Cette tension peut déjà provoquer un examen plus approfondi des entreprises. Les organisations sont susceptibles d’exiger une gouvernance et une surveillance plus fortes des programmes de renseignement sur les menaces gérés par les fournisseurs, en particulier lorsqu’il existe un risque que les participants puissent abuser des données sensibles partagées par le biais d’eux, selon Praharsh Srivastava, directeur de la pratique de l’Everest Group.
« D’un autre côté, la réponse proactive de Microsoft en révoquant l’accès au milieu des soupçons de mauvaise utilisation démontre la responsabilité et peut rétablir la confiance dans la capacité des fournisseurs à appliquer des contrôles de protocole stricts », a ajouté Srivastava.
Fallout des opérations d’entreprise
La décision de Microsoft peut avoir des conséquences opérationnelles plus larges pour les sociétés multinationales (MNC), en particulier celles qui ont des opérations importantes en Chine. Pour certains, cette décision ajoute de la pression à un acte d’équilibrage déjà délicat entre les attentes géopolitiques et les risques de conformité locaux.
« Les multinationales opérant en Chine savent déjà qu’elles sont en réticule des Chinois et de leurs propres gouvernements », a déclaré Turner. « Cela peut encore augmenter la température de leurs opérations chinoises, mais ils auraient déjà été conscients qu’ils étaient dans la ligne de feu des deux côtés. »
Au-delà des préoccupations d’entreprise, la décision soulève des questions sur l’intégrité de la collaboration mondiale de l’intelligence des menaces. L’utilisation abusive présumée des données de vulnérabilité de cybersécurité par quelques acteurs a jeté une ombre sur l’écosystème plus large de partage d’informations.
« N’oublions pas qu’il y aurait un grand nombre d’entreprises chinoises légitimes qui s’appuient sur ce service pour rester en sécurité », a déclaré Prabhu. «D’un point de vue tactique, bien que la réduction du partage d’informations avec les entreprises de sécurité chinoises puisse aider à renforcer la sécurité des actifs non chinois, le niveau de sécurité de l’ensemble de l’écosystème lui-même réduirait.
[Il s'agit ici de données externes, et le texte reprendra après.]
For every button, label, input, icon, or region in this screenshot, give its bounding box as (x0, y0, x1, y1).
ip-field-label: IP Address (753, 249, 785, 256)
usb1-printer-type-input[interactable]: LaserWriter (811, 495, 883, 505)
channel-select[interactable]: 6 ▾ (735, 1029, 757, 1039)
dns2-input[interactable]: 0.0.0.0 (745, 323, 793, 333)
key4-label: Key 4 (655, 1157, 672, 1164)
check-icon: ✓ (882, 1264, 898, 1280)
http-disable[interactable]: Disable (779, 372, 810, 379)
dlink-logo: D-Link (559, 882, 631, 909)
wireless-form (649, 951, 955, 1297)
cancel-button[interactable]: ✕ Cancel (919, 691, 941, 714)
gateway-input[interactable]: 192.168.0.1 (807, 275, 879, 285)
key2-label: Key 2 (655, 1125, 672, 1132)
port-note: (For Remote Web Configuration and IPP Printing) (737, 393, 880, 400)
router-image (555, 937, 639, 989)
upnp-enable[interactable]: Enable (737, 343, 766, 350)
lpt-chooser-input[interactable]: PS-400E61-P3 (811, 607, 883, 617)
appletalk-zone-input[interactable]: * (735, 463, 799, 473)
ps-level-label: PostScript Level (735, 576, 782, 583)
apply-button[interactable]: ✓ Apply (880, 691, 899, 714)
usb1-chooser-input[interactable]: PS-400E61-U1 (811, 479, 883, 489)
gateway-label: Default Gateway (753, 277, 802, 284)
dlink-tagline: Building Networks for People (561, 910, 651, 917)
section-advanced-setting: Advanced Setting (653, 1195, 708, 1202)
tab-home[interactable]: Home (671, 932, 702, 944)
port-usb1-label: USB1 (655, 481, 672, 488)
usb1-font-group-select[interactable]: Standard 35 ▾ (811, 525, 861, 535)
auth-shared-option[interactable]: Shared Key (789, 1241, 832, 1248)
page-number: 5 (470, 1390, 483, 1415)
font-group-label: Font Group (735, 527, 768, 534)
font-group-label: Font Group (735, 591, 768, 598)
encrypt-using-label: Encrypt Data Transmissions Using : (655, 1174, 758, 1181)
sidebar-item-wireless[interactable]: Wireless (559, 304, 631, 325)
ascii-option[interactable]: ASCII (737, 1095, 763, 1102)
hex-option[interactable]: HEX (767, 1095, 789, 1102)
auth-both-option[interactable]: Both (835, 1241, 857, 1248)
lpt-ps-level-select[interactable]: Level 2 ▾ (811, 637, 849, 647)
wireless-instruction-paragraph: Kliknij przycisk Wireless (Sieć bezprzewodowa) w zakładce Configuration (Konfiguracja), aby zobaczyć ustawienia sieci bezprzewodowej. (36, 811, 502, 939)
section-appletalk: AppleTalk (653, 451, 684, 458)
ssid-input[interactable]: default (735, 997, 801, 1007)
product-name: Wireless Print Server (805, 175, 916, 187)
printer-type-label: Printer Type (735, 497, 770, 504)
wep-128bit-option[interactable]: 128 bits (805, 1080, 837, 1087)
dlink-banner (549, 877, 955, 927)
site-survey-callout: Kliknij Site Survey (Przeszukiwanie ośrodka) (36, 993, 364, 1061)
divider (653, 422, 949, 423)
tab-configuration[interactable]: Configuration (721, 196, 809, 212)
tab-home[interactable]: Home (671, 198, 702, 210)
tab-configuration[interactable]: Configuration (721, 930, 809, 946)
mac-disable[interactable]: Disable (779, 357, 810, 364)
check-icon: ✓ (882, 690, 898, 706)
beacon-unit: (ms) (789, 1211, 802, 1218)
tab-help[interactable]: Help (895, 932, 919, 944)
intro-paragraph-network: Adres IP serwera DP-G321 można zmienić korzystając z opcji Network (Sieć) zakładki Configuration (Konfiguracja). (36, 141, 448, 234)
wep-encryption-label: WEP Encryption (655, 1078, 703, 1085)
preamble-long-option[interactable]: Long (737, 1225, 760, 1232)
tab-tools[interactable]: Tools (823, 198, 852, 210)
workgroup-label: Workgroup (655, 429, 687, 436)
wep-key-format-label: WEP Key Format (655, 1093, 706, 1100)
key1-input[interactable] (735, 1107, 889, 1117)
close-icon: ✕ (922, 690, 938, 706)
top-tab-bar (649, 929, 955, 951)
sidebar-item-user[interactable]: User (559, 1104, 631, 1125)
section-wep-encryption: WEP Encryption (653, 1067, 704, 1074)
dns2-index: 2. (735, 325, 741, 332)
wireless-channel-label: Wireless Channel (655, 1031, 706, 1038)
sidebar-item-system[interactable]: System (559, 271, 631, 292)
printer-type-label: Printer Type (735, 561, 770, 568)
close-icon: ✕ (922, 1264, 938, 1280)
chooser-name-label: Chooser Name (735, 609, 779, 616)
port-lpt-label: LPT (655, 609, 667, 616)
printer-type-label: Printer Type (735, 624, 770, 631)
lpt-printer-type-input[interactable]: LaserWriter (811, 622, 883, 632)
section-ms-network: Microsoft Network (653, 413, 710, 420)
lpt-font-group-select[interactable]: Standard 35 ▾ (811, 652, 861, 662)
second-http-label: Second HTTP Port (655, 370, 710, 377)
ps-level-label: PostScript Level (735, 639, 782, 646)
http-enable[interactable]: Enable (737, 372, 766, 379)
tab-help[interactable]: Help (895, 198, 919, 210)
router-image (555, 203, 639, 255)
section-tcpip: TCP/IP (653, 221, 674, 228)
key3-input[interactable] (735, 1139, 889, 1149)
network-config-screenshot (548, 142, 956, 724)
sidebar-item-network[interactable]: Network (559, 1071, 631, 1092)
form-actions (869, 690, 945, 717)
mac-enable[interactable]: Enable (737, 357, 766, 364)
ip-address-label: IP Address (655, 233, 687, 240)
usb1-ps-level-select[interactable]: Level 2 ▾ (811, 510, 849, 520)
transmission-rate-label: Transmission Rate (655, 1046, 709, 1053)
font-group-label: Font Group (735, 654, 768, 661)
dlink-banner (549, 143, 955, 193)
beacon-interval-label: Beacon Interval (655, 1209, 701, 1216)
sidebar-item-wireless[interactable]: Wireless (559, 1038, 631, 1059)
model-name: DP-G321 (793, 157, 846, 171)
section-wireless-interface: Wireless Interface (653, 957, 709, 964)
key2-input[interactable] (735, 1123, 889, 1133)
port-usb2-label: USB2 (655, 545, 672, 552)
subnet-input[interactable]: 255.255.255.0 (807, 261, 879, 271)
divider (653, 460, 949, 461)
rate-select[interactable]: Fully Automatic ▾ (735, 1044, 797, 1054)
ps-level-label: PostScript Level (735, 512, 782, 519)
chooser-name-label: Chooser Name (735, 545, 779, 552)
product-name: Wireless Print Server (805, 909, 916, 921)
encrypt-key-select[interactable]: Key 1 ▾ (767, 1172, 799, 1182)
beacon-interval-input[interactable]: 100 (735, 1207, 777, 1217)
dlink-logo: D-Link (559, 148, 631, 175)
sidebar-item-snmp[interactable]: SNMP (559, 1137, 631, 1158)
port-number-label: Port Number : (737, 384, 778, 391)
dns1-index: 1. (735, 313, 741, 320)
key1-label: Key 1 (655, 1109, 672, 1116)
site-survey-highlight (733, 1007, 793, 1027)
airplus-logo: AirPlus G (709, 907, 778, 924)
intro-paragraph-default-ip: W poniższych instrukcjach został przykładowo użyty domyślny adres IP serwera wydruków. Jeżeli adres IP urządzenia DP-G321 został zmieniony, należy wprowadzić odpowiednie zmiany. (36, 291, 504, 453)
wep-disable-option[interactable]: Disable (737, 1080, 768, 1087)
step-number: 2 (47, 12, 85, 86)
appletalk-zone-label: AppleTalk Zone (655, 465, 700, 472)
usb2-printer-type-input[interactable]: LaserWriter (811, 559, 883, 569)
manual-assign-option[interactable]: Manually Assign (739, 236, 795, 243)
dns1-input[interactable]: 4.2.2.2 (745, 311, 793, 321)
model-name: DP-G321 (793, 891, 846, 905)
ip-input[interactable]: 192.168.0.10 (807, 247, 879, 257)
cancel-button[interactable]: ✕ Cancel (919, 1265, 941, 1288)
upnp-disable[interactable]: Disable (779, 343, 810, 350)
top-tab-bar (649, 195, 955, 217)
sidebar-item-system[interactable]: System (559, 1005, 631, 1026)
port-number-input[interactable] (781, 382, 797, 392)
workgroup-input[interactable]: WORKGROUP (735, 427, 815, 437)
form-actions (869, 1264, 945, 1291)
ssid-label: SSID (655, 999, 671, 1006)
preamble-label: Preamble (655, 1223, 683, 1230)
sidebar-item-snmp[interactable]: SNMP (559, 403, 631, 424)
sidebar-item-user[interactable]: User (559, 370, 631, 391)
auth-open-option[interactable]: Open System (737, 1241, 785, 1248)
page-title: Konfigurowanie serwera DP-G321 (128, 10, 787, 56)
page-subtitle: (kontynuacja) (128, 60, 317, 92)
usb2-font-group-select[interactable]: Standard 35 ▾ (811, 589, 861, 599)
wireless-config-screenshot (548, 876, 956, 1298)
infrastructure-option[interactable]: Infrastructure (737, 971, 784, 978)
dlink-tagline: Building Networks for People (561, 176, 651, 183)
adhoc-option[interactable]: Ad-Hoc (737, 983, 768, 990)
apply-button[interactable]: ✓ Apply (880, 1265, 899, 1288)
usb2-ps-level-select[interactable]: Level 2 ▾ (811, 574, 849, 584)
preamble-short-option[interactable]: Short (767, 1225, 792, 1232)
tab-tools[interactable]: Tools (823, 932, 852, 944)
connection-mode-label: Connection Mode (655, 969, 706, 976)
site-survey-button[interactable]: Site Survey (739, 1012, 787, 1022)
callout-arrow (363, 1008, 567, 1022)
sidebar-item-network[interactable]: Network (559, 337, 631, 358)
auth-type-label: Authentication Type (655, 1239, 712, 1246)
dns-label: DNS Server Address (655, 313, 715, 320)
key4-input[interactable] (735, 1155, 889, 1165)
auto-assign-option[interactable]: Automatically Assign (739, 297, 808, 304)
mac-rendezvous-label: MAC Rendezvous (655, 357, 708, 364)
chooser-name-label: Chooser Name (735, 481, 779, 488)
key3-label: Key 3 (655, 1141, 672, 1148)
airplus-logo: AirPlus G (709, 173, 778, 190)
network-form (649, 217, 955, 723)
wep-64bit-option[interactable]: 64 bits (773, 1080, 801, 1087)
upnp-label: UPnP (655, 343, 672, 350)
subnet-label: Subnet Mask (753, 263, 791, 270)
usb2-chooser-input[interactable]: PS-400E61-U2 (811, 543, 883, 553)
Comme ils le disent en sécurité, la chaîne n’est aussi forte que son maillon le plus faible.»
Turner a fait écho à cette opinion, mettant en garde que les effets à long terme de la réduction de l’accès à l’intelligence des menaces pourraient aller au-delà de la politique régionale. «Travailler sur le principe selon lequel davantage de défenseurs ayant accès à plus d’informations sont intrinsèquement une bonne chose, clairement toute restriction de ces informations a un impact potentiellement négatif en termes de création de angles morts et de« fenêtres de vulnérabilité »», a ajouté Turner.